Life science companies focused on prostate cancer are mainly working on pharmacologic treatments for men who have advanced disease, says Sharifi. In oncology in general, there is also considerable interest in understanding the genetic drivers of tumors in individual patients to inform treatment choices.
One intriguing possibility specific to PAGIn is that the metabolite may somehow be related to prostate cancers that invade the nerves, says Sharifi. It has been observed that neural invasion often means prostate cancer is more aggressive and perhaps it is because those tumors are intrinsically different than others originating in the prostate. The theory is backed by the fact that PAGIn works through adrenergic receptors that tie into the nervous system.

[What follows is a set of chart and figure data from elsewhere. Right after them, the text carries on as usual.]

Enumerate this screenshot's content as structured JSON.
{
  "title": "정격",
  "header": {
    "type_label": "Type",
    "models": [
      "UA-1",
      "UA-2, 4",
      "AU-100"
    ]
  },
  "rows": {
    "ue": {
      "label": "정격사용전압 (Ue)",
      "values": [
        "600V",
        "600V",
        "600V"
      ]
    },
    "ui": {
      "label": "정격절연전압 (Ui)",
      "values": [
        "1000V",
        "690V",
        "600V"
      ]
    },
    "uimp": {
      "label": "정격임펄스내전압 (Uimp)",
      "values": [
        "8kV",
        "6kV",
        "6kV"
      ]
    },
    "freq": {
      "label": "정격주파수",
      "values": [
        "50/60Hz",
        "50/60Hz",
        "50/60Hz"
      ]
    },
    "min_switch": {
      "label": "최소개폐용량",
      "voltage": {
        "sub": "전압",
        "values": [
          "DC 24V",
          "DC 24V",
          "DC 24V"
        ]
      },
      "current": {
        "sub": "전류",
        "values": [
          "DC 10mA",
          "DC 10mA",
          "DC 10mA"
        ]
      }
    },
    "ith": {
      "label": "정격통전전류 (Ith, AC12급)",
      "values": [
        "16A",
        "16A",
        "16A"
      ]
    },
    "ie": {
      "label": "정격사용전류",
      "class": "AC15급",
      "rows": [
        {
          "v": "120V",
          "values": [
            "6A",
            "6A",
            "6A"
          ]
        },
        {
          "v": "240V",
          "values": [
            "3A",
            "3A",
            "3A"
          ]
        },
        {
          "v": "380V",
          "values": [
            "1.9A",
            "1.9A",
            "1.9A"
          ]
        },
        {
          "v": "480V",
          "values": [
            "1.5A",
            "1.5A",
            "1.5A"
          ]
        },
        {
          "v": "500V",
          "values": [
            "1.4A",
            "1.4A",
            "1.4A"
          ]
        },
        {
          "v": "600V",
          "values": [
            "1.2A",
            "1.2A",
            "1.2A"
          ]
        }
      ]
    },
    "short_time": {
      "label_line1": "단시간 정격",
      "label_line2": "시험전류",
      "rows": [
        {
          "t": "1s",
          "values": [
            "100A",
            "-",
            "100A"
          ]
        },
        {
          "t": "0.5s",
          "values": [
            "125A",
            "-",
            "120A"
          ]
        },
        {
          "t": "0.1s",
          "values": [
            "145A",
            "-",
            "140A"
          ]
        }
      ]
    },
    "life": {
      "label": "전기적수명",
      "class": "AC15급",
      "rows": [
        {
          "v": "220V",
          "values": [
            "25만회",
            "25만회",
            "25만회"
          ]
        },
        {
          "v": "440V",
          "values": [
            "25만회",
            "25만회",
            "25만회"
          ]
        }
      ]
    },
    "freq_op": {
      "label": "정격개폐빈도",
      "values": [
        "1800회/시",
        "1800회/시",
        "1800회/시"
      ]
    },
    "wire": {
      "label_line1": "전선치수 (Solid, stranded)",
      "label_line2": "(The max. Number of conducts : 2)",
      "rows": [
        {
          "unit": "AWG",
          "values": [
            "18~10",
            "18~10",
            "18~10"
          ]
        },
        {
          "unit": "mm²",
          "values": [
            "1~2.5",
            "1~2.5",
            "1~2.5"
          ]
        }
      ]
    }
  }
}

If true, PAGIn might be a therapeutic target to either suppress the activity of an otherwise fast-growing tumor or the risk of getting aggressive prostate cancer in the first place, he says. “It’s hard to say right now.”
Dietary recommendations will always be in the mix since, directly or indirectly, they’re the source of all metabolites. But, as Sharifi well knows, it can be “very difficult to make consistent dietary changes over time and to keep them.”
Research in this arena is not going nearly as fast as anyone would like, says Sharifi, but with more sustained support “progress certainly is coming … both [for] people who are at risk for developing prostate cancer as well as men who eventually get [it].”